Unincorporated community in Washington, United States

Dash Point is an unincorporated community in Pierce County, Washington, United States. As of the 2020 census, Dash Point had a population of 963. Dash Point is a residential area surrounded by Puget Sound to the north, Dash Point State Park to the east, and the city of Tacoma to the south and west. Dash Point is located across Commencement Bay from downtown Tacoma.

Dash Point relies entirely on Tacoma for city services, and lacks a town center of its own. Although Dash Point is located in Pierce County, Dash Point State Park is located in neighboring King County.

==History==
Prior to being known as Dash Point the area was known as lson Landing, Fairview Beach, and Woodstock Beach. The origin of the name Dash Point is unclear.
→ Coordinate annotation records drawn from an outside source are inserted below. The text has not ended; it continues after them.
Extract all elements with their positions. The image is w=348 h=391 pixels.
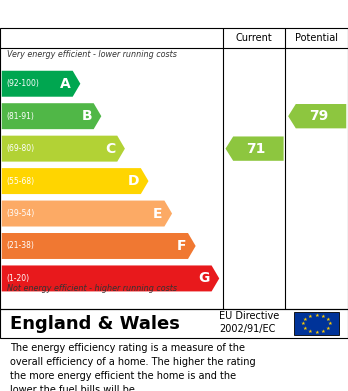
Polygon shape <box>2 136 125 161</box>
Text: (92-100): (92-100) <box>6 79 39 88</box>
Text: (39-54): (39-54) <box>6 209 34 218</box>
Polygon shape <box>2 71 80 97</box>
Text: The energy efficiency rating is a measure of the
overall efficiency of a home. T: The energy efficiency rating is a measur… <box>10 343 256 391</box>
Polygon shape <box>2 168 149 194</box>
Text: (81-91): (81-91) <box>6 112 34 121</box>
Text: ★: ★ <box>326 326 331 330</box>
Text: B: B <box>81 109 92 123</box>
Text: ★: ★ <box>308 314 313 319</box>
Polygon shape <box>288 104 346 128</box>
Polygon shape <box>2 103 101 129</box>
Text: F: F <box>177 239 186 253</box>
Text: ★: ★ <box>326 317 331 322</box>
Text: ★: ★ <box>303 326 308 330</box>
Text: ★: ★ <box>308 329 313 334</box>
Text: ★: ★ <box>301 321 306 326</box>
Text: A: A <box>60 77 71 91</box>
Text: C: C <box>105 142 116 156</box>
Text: (1-20): (1-20) <box>6 274 29 283</box>
Text: Current: Current <box>236 33 272 43</box>
Text: ★: ★ <box>314 312 319 317</box>
Text: ★: ★ <box>321 329 326 334</box>
Text: Not energy efficient - higher running costs: Not energy efficient - higher running co… <box>7 284 177 293</box>
Text: England & Wales: England & Wales <box>10 315 180 333</box>
Text: Potential: Potential <box>295 33 338 43</box>
Text: (21-38): (21-38) <box>6 242 34 251</box>
Text: ★: ★ <box>303 317 308 322</box>
Text: ★: ★ <box>327 321 332 326</box>
Text: 71: 71 <box>247 142 266 156</box>
Text: (69-80): (69-80) <box>6 144 34 153</box>
Text: E: E <box>153 206 163 221</box>
Text: ★: ★ <box>321 314 326 319</box>
Polygon shape <box>226 136 284 161</box>
Text: G: G <box>198 271 210 285</box>
Text: Energy Efficiency Rating: Energy Efficiency Rating <box>81 7 267 22</box>
Text: EU Directive
2002/91/EC: EU Directive 2002/91/EC <box>219 311 279 334</box>
Text: 79: 79 <box>309 109 329 123</box>
Polygon shape <box>2 201 172 226</box>
Text: D: D <box>128 174 139 188</box>
Text: (55-68): (55-68) <box>6 177 34 186</box>
Bar <box>294 312 339 335</box>
Text: ★: ★ <box>314 330 319 335</box>
Polygon shape <box>2 265 219 291</box>
Polygon shape <box>2 233 196 259</box>
Text: Very energy efficient - lower running costs: Very energy efficient - lower running co… <box>7 50 177 59</box>
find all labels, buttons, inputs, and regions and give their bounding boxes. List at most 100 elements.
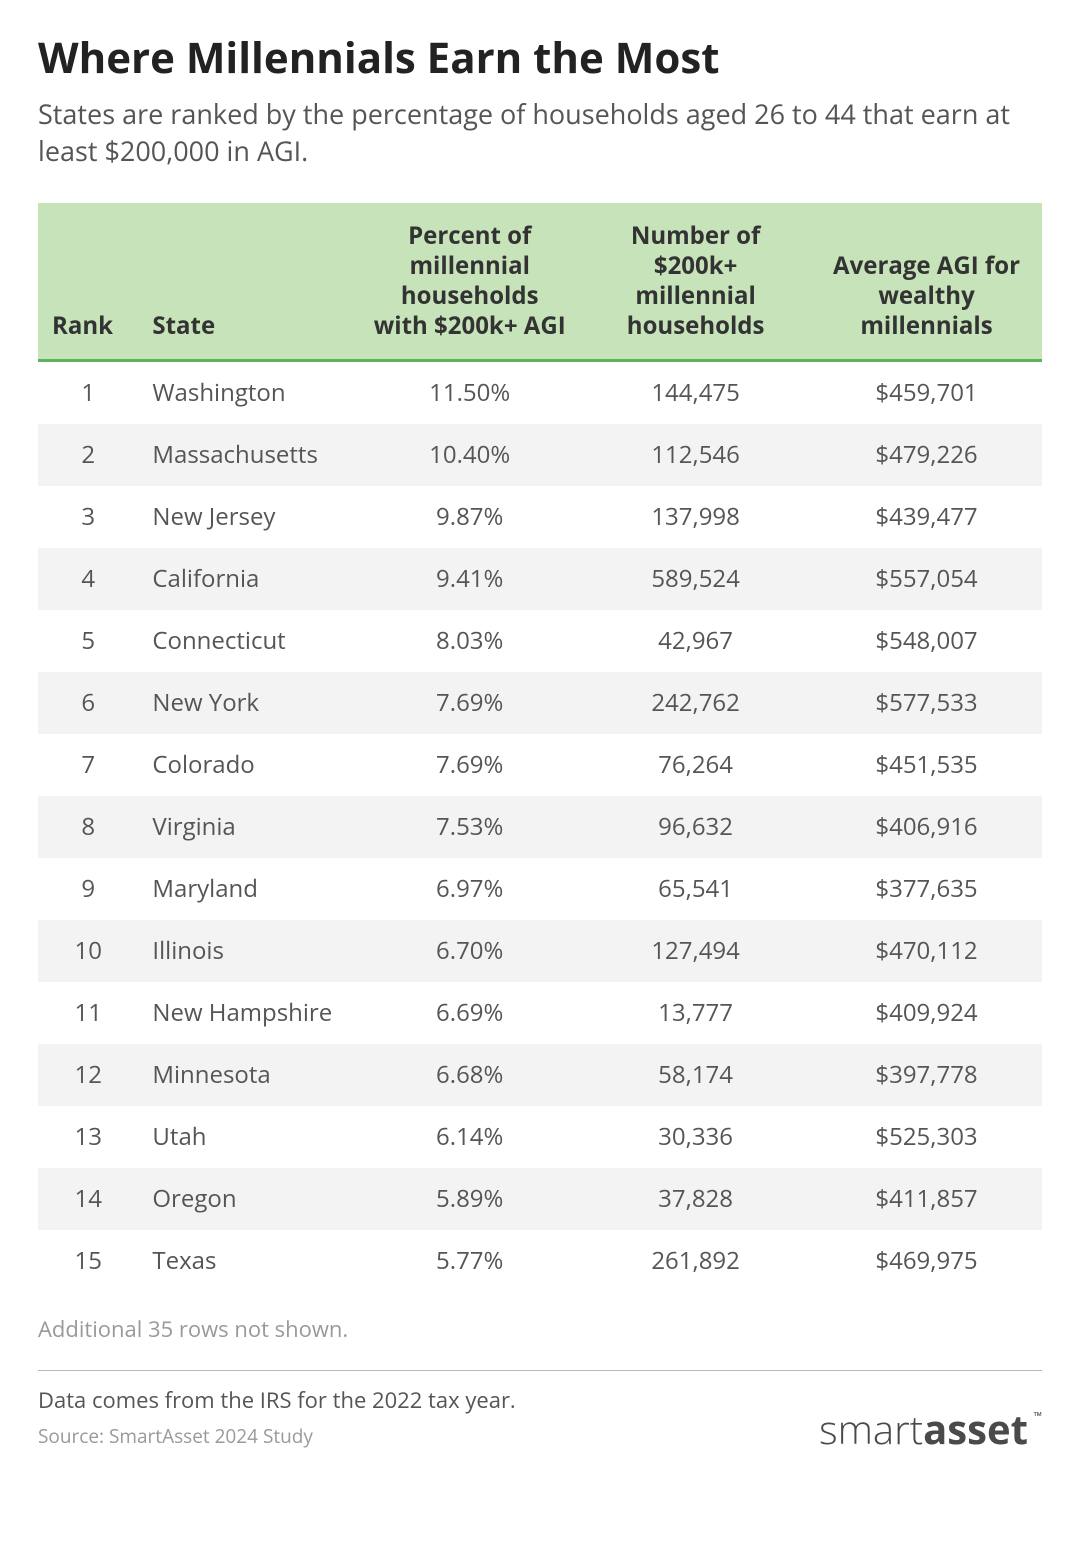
cell-rank: 10 <box>38 920 138 982</box>
cell-count: 112,546 <box>580 424 811 486</box>
cell-count: 58,174 <box>580 1044 811 1106</box>
cell-state: Texas <box>138 1230 359 1292</box>
cell-avg-agi: $397,778 <box>811 1044 1042 1106</box>
cell-percent: 5.77% <box>359 1230 580 1292</box>
cell-count: 13,777 <box>580 982 811 1044</box>
cell-avg-agi: $459,701 <box>811 361 1042 425</box>
cell-avg-agi: $470,112 <box>811 920 1042 982</box>
cell-avg-agi: $479,226 <box>811 424 1042 486</box>
cell-count: 96,632 <box>580 796 811 858</box>
cell-state: Connecticut <box>138 610 359 672</box>
table-body: 1Washington11.50%144,475$459,7012Massach… <box>38 361 1042 1293</box>
cell-state: Washington <box>138 361 359 425</box>
cell-state: Illinois <box>138 920 359 982</box>
cell-rank: 2 <box>38 424 138 486</box>
cell-percent: 6.14% <box>359 1106 580 1168</box>
cell-rank: 13 <box>38 1106 138 1168</box>
table-row: 9Maryland6.97%65,541$377,635 <box>38 858 1042 920</box>
cell-rank: 4 <box>38 548 138 610</box>
cell-count: 144,475 <box>580 361 811 425</box>
cell-state: Massachusetts <box>138 424 359 486</box>
table-row: 6New York7.69%242,762$577,533 <box>38 672 1042 734</box>
table-row: 2Massachusetts10.40%112,546$479,226 <box>38 424 1042 486</box>
cell-count: 589,524 <box>580 548 811 610</box>
table-row: 7Colorado7.69%76,264$451,535 <box>38 734 1042 796</box>
cell-percent: 9.87% <box>359 486 580 548</box>
cell-avg-agi: $577,533 <box>811 672 1042 734</box>
cell-state: Utah <box>138 1106 359 1168</box>
cell-percent: 6.68% <box>359 1044 580 1106</box>
table-header-row: Rank State Percent of millennial househo… <box>38 203 1042 361</box>
infographic-container: Where Millennials Earn the Most States a… <box>0 0 1080 1469</box>
cell-state: New York <box>138 672 359 734</box>
col-header-count: Number of $200k+ millennial households <box>580 203 811 361</box>
table-row: 14Oregon5.89%37,828$411,857 <box>38 1168 1042 1230</box>
smartasset-logo: smartasset™ <box>819 1409 1042 1449</box>
cell-count: 127,494 <box>580 920 811 982</box>
page-title: Where Millennials Earn the Most <box>38 34 1042 82</box>
page-subtitle: States are ranked by the percentage of h… <box>38 96 1042 169</box>
cell-avg-agi: $557,054 <box>811 548 1042 610</box>
logo-part1: smart <box>819 1401 923 1456</box>
cell-avg-agi: $548,007 <box>811 610 1042 672</box>
table-row: 13Utah6.14%30,336$525,303 <box>38 1106 1042 1168</box>
cell-percent: 6.69% <box>359 982 580 1044</box>
footer: Data comes from the IRS for the 2022 tax… <box>38 1385 1042 1449</box>
col-header-avg: Average AGI for wealthy millennials <box>811 203 1042 361</box>
rankings-table: Rank State Percent of millennial househo… <box>38 203 1042 1292</box>
table-row: 15Texas5.77%261,892$469,975 <box>38 1230 1042 1292</box>
cell-avg-agi: $439,477 <box>811 486 1042 548</box>
cell-count: 261,892 <box>580 1230 811 1292</box>
data-source-note: Data comes from the IRS for the 2022 tax… <box>38 1385 516 1415</box>
cell-count: 137,998 <box>580 486 811 548</box>
table-row: 12Minnesota6.68%58,174$397,778 <box>38 1044 1042 1106</box>
cell-percent: 5.89% <box>359 1168 580 1230</box>
cell-percent: 7.69% <box>359 734 580 796</box>
cell-avg-agi: $525,303 <box>811 1106 1042 1168</box>
cell-rank: 6 <box>38 672 138 734</box>
cell-count: 37,828 <box>580 1168 811 1230</box>
cell-state: Maryland <box>138 858 359 920</box>
table-row: 8Virginia7.53%96,632$406,916 <box>38 796 1042 858</box>
cell-percent: 7.69% <box>359 672 580 734</box>
cell-percent: 10.40% <box>359 424 580 486</box>
cell-rank: 3 <box>38 486 138 548</box>
cell-count: 242,762 <box>580 672 811 734</box>
cell-percent: 6.70% <box>359 920 580 982</box>
col-header-state: State <box>138 203 359 361</box>
cell-avg-agi: $409,924 <box>811 982 1042 1044</box>
footer-left: Data comes from the IRS for the 2022 tax… <box>38 1385 516 1449</box>
table-row: 3New Jersey9.87%137,998$439,477 <box>38 486 1042 548</box>
cell-count: 76,264 <box>580 734 811 796</box>
cell-rank: 14 <box>38 1168 138 1230</box>
table-row: 10Illinois6.70%127,494$470,112 <box>38 920 1042 982</box>
col-header-rank: Rank <box>38 203 138 361</box>
cell-state: Colorado <box>138 734 359 796</box>
table-row: 5Connecticut8.03%42,967$548,007 <box>38 610 1042 672</box>
cell-percent: 7.53% <box>359 796 580 858</box>
cell-rank: 15 <box>38 1230 138 1292</box>
cell-state: Minnesota <box>138 1044 359 1106</box>
cell-rank: 11 <box>38 982 138 1044</box>
table-row: 4California9.41%589,524$557,054 <box>38 548 1042 610</box>
cell-count: 65,541 <box>580 858 811 920</box>
cell-rank: 5 <box>38 610 138 672</box>
cell-state: New Hampshire <box>138 982 359 1044</box>
cell-state: Oregon <box>138 1168 359 1230</box>
rows-not-shown-note: Additional 35 rows not shown. <box>38 1314 1042 1344</box>
cell-percent: 11.50% <box>359 361 580 425</box>
cell-state: California <box>138 548 359 610</box>
cell-rank: 8 <box>38 796 138 858</box>
cell-percent: 9.41% <box>359 548 580 610</box>
logo-part2: asset <box>923 1401 1028 1456</box>
cell-state: Virginia <box>138 796 359 858</box>
cell-avg-agi: $451,535 <box>811 734 1042 796</box>
cell-avg-agi: $469,975 <box>811 1230 1042 1292</box>
cell-rank: 12 <box>38 1044 138 1106</box>
table-row: 1Washington11.50%144,475$459,701 <box>38 361 1042 425</box>
cell-avg-agi: $411,857 <box>811 1168 1042 1230</box>
cell-rank: 9 <box>38 858 138 920</box>
logo-trademark-icon: ™ <box>1034 1411 1042 1422</box>
cell-state: New Jersey <box>138 486 359 548</box>
cell-rank: 7 <box>38 734 138 796</box>
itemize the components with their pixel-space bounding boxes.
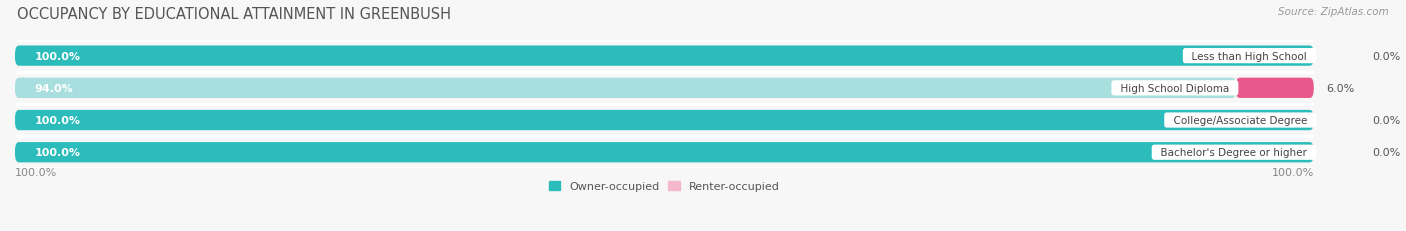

The area was named Dash Point on official maps by 1877.

The land was sold by the McLeod family to the State of Washington in the late 1940s for use as a park. The park was dedicated and developed in 1962 for the Seattle World's Fair.

==Demographics==

Dash Point first appeared as a census designated place in the 2010 U.S. census.

Historical population
| Census | Pop. | Note | %± |
| 2010 | 931 |  | — |
| 2020 | 963 |  | 3.4% |
U.S. Decennial Census 2000 2010

===Racial and ethnic composition===

Dash Point CDP, Washington – Racial and ethnic composition Note: the US Census treats Hispanic/Latino as an ethnic category. This table excludes Latinos from the racial categories and assigns them to a separate category. Hispanics/Latinos may be of any race.
| Race / Ethnicity (NH = Non-Hispanic) | Pop 2010 | Pop 2020 | % 2010 | % 2020 |
|---|---|---|---|---|
| White alone (NH) | 728 | 719 | 78.20% | 74.66% |
| Black or African American alone (NH) | 16 | 21 | 1.72% | 2.18% |
| Native American or Alaska Native alone (NH) | 12 | 12 | 1.29% | 1.25% |
| Asian alone (NH) | 81 | 95 | 8.70% | 9.87% |
| Native Hawaiian or Pacific Islander alone (NH) | 4 | 2 | 0.43% | 0.21% |
| Other race alone (NH) | 1 | 9 | 0.11% | 0.93% |
| Mixed race or Multiracial (NH) | 56 | 67 | 6.02% | 6.96% |
| Hispanic or Latino (any race) | 33 | 38 | 3.54% | 3.95% |
| Total | 931 | 963 | 100.00% | 100.00% |

==Education==
The area is served by Tacoma Public Schools, a public school district. It is zoned to Browns Point Elementary School, Meeker Middle School, and Stadium High School.